Kiss of the Dragon (2001) from Johnny Web (Uncle Scoopy; Greg Wroblewski)

Jet Li plays a Chinese law enforcement official in France. He is framed by a crooked Parisian police captain who is also the local drug lord and pimp. (A strong combination of professions). Li's only chance to prove his innocence is an American streetwalker who witnessed the incident in question, but she won't testify against the drug lord cop because Captain Druglord is holding her daughter as insurance against that very possibility. Therefore Li has to rescue the kid in order to get mom's help.

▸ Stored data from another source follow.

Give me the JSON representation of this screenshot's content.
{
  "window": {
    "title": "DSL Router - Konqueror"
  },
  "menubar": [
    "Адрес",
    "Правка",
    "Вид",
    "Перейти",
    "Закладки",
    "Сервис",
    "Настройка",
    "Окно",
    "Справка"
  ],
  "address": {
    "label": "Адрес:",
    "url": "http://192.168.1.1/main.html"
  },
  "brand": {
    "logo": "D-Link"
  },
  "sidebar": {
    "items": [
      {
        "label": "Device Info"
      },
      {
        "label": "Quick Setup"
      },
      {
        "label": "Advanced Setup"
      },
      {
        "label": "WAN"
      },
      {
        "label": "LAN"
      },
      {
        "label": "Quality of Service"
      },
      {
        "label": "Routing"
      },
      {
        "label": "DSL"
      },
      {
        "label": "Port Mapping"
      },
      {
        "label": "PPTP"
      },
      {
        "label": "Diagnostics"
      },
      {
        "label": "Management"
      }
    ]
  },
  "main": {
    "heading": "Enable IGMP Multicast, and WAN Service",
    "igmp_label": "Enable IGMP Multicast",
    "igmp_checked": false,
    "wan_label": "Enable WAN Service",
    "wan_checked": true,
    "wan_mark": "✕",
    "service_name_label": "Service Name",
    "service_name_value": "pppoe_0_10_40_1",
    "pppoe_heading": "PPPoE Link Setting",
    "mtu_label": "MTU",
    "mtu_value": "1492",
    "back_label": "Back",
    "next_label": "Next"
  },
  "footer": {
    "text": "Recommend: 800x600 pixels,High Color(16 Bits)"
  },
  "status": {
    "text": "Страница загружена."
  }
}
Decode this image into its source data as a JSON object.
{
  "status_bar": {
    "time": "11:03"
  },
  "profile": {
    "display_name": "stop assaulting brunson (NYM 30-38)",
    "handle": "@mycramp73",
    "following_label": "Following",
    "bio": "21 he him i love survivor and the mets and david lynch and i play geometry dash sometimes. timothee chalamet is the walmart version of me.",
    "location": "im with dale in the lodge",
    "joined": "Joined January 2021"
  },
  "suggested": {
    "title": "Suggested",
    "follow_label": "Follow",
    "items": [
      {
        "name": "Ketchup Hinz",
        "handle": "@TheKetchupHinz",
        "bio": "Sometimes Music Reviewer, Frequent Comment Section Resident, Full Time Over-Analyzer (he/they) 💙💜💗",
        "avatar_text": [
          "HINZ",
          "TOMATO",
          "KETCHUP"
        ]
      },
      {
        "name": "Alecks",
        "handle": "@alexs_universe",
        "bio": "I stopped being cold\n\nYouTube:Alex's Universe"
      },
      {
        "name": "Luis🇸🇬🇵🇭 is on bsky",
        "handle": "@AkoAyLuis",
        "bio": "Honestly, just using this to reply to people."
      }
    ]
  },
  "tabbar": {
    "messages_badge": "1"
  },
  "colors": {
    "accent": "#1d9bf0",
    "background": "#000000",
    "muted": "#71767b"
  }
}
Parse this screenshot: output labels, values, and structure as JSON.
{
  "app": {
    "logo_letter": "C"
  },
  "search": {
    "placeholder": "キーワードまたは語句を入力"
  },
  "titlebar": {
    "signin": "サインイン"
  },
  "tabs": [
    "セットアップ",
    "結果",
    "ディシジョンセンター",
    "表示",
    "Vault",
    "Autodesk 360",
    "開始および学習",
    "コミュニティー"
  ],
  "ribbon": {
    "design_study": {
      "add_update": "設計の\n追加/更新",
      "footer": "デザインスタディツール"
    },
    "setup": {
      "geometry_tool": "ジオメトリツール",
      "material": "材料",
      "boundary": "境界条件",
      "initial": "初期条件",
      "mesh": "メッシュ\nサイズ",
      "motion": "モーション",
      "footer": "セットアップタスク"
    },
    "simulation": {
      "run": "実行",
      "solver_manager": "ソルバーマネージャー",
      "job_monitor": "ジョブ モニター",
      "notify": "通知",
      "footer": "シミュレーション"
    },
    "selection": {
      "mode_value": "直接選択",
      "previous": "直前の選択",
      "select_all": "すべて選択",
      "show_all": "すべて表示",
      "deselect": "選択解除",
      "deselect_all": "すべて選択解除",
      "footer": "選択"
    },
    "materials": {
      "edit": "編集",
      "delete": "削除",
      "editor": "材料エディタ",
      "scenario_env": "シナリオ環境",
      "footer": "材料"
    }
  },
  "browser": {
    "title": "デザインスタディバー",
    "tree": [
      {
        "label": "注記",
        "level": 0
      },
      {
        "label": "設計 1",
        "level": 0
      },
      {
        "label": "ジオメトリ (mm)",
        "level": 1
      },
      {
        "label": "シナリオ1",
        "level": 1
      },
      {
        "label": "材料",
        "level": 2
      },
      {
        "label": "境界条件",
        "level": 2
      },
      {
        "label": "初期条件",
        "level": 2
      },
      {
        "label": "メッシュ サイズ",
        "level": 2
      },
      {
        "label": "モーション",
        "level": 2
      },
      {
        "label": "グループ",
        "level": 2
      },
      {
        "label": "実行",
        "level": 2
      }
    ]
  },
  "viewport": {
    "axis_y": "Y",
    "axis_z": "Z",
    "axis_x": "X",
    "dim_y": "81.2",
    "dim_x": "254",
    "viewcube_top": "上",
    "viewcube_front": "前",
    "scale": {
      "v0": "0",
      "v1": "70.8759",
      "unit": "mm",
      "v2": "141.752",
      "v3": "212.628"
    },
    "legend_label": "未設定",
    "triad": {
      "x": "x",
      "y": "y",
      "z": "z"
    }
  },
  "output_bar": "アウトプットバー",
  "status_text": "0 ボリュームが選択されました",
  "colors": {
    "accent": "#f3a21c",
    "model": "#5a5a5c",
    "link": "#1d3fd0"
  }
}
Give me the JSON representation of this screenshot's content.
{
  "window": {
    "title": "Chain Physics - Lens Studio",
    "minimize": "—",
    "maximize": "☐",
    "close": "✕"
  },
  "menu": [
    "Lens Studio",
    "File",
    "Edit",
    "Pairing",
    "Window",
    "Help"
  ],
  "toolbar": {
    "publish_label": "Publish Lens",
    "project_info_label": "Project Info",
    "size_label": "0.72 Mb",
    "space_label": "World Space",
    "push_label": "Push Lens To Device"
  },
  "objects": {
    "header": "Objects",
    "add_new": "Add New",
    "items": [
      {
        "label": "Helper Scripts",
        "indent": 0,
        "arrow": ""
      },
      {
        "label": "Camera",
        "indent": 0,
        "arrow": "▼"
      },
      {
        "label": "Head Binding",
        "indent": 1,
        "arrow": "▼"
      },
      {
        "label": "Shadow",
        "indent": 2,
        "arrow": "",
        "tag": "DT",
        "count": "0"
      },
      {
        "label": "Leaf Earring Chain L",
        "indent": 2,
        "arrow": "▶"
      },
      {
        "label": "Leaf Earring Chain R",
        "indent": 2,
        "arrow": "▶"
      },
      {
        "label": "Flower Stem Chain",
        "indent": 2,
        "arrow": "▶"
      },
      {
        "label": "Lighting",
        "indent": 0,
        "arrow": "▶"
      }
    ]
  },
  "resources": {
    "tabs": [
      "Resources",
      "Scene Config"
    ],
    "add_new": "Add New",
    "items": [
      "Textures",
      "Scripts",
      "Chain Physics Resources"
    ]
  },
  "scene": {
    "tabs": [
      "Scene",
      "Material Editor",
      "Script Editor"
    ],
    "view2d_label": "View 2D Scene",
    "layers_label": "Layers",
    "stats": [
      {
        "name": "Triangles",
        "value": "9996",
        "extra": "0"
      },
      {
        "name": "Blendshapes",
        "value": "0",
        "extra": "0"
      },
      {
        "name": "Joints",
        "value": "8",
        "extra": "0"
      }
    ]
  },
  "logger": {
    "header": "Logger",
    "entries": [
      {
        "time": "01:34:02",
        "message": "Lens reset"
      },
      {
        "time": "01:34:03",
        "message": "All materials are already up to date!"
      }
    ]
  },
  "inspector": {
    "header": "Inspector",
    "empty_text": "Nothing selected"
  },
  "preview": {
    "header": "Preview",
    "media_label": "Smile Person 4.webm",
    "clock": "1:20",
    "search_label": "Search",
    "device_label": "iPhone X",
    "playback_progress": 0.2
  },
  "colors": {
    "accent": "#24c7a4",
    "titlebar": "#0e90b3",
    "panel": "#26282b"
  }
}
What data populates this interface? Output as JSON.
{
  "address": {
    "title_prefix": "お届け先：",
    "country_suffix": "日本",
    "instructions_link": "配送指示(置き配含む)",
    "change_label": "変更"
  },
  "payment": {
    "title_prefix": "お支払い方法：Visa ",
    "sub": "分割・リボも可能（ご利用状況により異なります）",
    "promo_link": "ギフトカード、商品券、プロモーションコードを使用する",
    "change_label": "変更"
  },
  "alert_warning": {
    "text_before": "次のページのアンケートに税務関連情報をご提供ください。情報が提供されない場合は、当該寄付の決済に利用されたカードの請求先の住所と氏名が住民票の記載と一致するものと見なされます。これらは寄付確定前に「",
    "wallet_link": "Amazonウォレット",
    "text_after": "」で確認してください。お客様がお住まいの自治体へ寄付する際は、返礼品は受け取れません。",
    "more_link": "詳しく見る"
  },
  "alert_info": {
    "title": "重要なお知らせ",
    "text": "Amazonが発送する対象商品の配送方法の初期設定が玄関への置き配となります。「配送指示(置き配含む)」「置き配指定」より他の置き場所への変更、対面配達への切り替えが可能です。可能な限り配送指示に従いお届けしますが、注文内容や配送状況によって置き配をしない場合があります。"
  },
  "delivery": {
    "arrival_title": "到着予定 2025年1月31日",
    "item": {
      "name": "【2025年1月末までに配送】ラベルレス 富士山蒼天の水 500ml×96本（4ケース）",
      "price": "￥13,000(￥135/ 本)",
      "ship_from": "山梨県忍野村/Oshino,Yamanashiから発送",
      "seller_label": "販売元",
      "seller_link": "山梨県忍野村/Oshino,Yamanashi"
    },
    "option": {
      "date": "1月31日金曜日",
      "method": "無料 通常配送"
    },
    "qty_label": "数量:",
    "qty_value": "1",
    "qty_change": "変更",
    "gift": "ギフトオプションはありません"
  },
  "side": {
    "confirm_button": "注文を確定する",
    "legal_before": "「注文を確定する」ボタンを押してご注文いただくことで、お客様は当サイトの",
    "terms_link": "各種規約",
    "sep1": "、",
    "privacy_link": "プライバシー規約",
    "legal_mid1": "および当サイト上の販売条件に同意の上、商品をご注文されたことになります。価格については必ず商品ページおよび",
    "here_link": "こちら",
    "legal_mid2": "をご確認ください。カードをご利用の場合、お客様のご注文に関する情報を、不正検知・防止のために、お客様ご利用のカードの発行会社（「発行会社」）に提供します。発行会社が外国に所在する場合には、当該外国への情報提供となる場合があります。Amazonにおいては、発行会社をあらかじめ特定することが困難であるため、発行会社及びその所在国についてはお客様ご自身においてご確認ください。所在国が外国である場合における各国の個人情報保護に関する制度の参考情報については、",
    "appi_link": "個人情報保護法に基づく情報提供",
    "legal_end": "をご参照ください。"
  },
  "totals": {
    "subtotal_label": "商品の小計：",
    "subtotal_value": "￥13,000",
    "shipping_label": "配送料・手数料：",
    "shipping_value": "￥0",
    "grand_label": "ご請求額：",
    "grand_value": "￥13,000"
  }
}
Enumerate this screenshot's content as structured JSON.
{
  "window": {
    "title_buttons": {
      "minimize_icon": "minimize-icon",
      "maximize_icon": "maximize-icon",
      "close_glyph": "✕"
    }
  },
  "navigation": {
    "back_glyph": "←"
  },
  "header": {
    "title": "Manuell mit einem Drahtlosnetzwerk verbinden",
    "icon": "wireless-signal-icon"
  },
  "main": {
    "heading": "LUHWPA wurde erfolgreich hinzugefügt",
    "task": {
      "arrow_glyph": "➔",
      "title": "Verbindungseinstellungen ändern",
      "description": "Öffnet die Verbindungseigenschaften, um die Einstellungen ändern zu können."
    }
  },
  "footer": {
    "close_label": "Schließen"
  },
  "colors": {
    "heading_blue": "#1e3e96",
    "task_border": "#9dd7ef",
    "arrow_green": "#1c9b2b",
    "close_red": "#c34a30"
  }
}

Amazingly enough, Luc Besson wrote this brain-dead script which consists mainly of fight and chase scenes. Luckily, Jet Li is tremendous at fight scenes, and the filmmakers decided to eschew the fancy wire-work of The Matrix or Crouching Tiger in favor of straight normal-gravity scenes. Don't think this means that they decided to go the length of the film without silly gimmicks. Li has a little packet of needles attached to his wrists. No, this is not for emergency sewing repairs on his black belt, but the incredibly top secret acupuncture techniques known only to those at the highest levels of study. With one or two needles, he can stop any pain, kill anyone with or without pain, induce orgasms, enlarge your penis one to three inches without surgery, cure migraines, control your appetite, or instantly give you the ability to play the harpsichord. He can even employ the double top secret method which makes your blood reverse flow and your head explode. I didn't make that last one up. He can really do that.

He needs that last method eventually, when he meets up with Captain Druglord, because it all boils down to Li and the hooker against thousands of Paris cops and thugs with automatic weapons blazing. The Cap's favorite trick is blasting away with his own weapons into Paris crowds, apparently in the hope that one of the dead will be the Jetmeister. This film may set the record for deaths by innocent bystanders.


Bridget Fonda's aureola escapes from her top in a scene where she has her head in the commode.

DVD info from Amazon.

  • Widescreen anamorphic, 2.35:1

  • full-length commentary from Fonda, Li, and the director

  • featurettes on the fight scenes

Li and Fonda do their best to bring some credibility to this crazy quilt of action scenes. In fact Li is kind of an interesting character, kind of little boy shy until he needs to snap into action, then all choreographed violence. Tcheky Karyo isn't realistic, but is suitably evil as the Drug lord. Unfortunately, the plot and dialogue are laughable, so ultimately your opinion of this film will rest on whether you enjoy Jet Li's fight scenes through all the famous Paris landmarks. While he is either running or kungfuing, we see Notre Dame, the Eiffel Tower, the glass-walled sightseeing/dinner cruises, most of the famous bridges, the sewer system, the Metro  ... you get the picture. If you really get into hand to hand combat scenes, this film has lots of good ones, and Li even brings some realism into them (he gets tired, he bleeds, he gets hurt). If not, pass.

The Critics Vote

  • General consensus: three stars. Ebert 3/4, Berardinelli 3/4, Apollo 72/100, BBC 4/5, 4/5

The People Vote ...

  • With their votes ... IMDB summary: IMDB readers say 6.5 of 10
  • with their dollars ... a moderate success $36 million domestic gross (2100 screens), versus a $25 million budget. Will break even for the studio or better after other revenues.


IMDb guideline: 7.5 usually indicates a level of excellence, about like three and a half stars from the critics. 6.0 usually indicates lukewarm watchability, about like two and a half stars from the critics. The fives are generally not worthwhile unless they are really your kind of material, about like two stars from the critics. Films under five are generally awful even if you like that kind of film, equivalent to about one and a half stars from the critics or less, depending on just how far below five the rating is.

My own guideline: A means the movie is so good it will appeal to you even if you hate the genre. B means the movie is not good enough to win you over if you hate the genre, but is good enough to do so if you have an open mind about this type of film. C means it will only appeal to genre addicts, and has no crossover appeal. D means you'll hate it even if you like the genre. E means that you'll hate it even if you love the genre. F means that the film is not only unappealing across-the-board, but technically inept as well.

Based on this description, this film is a C. Solid action film or martial arts film. However, there is no crossover appeal. Those who think martial arts films are dumb will find this one as dumb as usual.